7. Tes foto tempel : dilakukan pada urtikaria fisik akibat sinar.
8. Suntikan mecholyl intradermal : digunakan pada diagnosis urtikaria kolinergik.
9. Tes dengan es (ice tube test).
10. Tes dengan air hangat.
VIII. Diagnosis dan Diagnosis Banding :
Urtikaria kronik harus dibedakan dengan purpura anafilaktoid, pitiriasis rosea berbentuk popular,
dan urtikaria pigmentosa.
IX. Pengobatan :
Pengobatan yang paling ideal adalah mengobati penyebab atau bila mungkin menghindari
penyebab yang dicurigai. Bila tidak mungkin, setidaknya diusahakan mengurangi penyebab
tersebut, diusahakan untuk tidak menggunakan dan tidak berkontak dengan penyebabnya.

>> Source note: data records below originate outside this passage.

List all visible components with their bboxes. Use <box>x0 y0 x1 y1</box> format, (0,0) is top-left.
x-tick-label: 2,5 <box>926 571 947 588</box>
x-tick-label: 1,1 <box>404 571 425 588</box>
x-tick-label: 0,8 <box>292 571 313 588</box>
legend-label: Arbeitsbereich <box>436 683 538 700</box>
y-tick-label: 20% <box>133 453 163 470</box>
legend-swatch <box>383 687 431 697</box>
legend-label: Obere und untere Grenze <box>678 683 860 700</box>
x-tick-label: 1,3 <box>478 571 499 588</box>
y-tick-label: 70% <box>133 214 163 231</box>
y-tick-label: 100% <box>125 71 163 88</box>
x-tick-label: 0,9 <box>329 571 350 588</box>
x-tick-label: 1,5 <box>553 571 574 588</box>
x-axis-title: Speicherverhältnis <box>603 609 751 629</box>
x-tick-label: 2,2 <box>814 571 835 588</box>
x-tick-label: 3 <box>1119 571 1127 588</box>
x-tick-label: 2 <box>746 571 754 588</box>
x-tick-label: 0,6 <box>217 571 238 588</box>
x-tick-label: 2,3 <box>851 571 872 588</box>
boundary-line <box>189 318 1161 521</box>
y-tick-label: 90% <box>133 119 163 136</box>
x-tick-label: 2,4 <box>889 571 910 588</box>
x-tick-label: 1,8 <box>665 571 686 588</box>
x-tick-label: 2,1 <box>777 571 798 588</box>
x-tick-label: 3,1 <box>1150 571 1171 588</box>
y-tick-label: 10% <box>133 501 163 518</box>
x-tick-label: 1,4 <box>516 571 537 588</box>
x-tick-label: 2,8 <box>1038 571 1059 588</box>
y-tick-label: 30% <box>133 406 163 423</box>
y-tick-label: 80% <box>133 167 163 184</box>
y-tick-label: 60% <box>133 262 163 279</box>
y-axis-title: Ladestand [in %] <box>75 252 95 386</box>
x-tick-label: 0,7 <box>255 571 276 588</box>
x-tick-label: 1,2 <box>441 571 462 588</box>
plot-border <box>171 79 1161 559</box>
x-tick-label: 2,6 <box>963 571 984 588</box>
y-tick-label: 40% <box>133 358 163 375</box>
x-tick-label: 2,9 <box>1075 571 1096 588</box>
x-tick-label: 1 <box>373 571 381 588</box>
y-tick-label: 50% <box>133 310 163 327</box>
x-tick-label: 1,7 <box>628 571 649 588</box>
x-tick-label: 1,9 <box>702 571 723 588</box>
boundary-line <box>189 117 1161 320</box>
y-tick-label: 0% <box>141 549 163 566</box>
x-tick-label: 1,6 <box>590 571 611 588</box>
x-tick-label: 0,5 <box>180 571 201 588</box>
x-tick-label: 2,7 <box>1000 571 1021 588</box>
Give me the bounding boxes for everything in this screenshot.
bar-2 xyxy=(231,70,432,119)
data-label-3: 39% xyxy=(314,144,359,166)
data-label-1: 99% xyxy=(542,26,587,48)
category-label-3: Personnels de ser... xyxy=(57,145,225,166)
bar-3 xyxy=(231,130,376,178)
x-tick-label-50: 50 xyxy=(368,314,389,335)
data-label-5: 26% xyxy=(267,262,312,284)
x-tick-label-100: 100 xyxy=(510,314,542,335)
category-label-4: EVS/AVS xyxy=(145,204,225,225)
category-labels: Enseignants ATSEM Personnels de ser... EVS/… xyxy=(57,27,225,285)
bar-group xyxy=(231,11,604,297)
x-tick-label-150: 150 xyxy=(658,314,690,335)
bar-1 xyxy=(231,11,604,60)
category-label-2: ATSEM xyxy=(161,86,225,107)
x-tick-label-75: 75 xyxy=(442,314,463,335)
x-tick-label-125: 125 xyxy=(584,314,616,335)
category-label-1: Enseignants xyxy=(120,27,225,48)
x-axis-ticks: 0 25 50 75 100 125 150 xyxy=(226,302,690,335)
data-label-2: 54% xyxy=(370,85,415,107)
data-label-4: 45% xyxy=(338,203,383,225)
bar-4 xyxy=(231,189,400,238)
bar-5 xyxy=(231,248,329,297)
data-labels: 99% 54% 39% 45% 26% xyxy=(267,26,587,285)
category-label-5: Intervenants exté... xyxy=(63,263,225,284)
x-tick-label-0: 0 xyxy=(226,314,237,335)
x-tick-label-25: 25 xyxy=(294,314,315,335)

Pada penderita urtikaria perlu diberikan antihistamin untuk mengurangi gatal. Cara kerja
antihistamin yaitu dengan menghambat histamin pada reseptor-reseptornya. Antihistamin
dikelompokkan menjadi 2, yaitu : antagonis reseptor H1 (antihistamin 1, AH1) dan reseptor H2(AH2).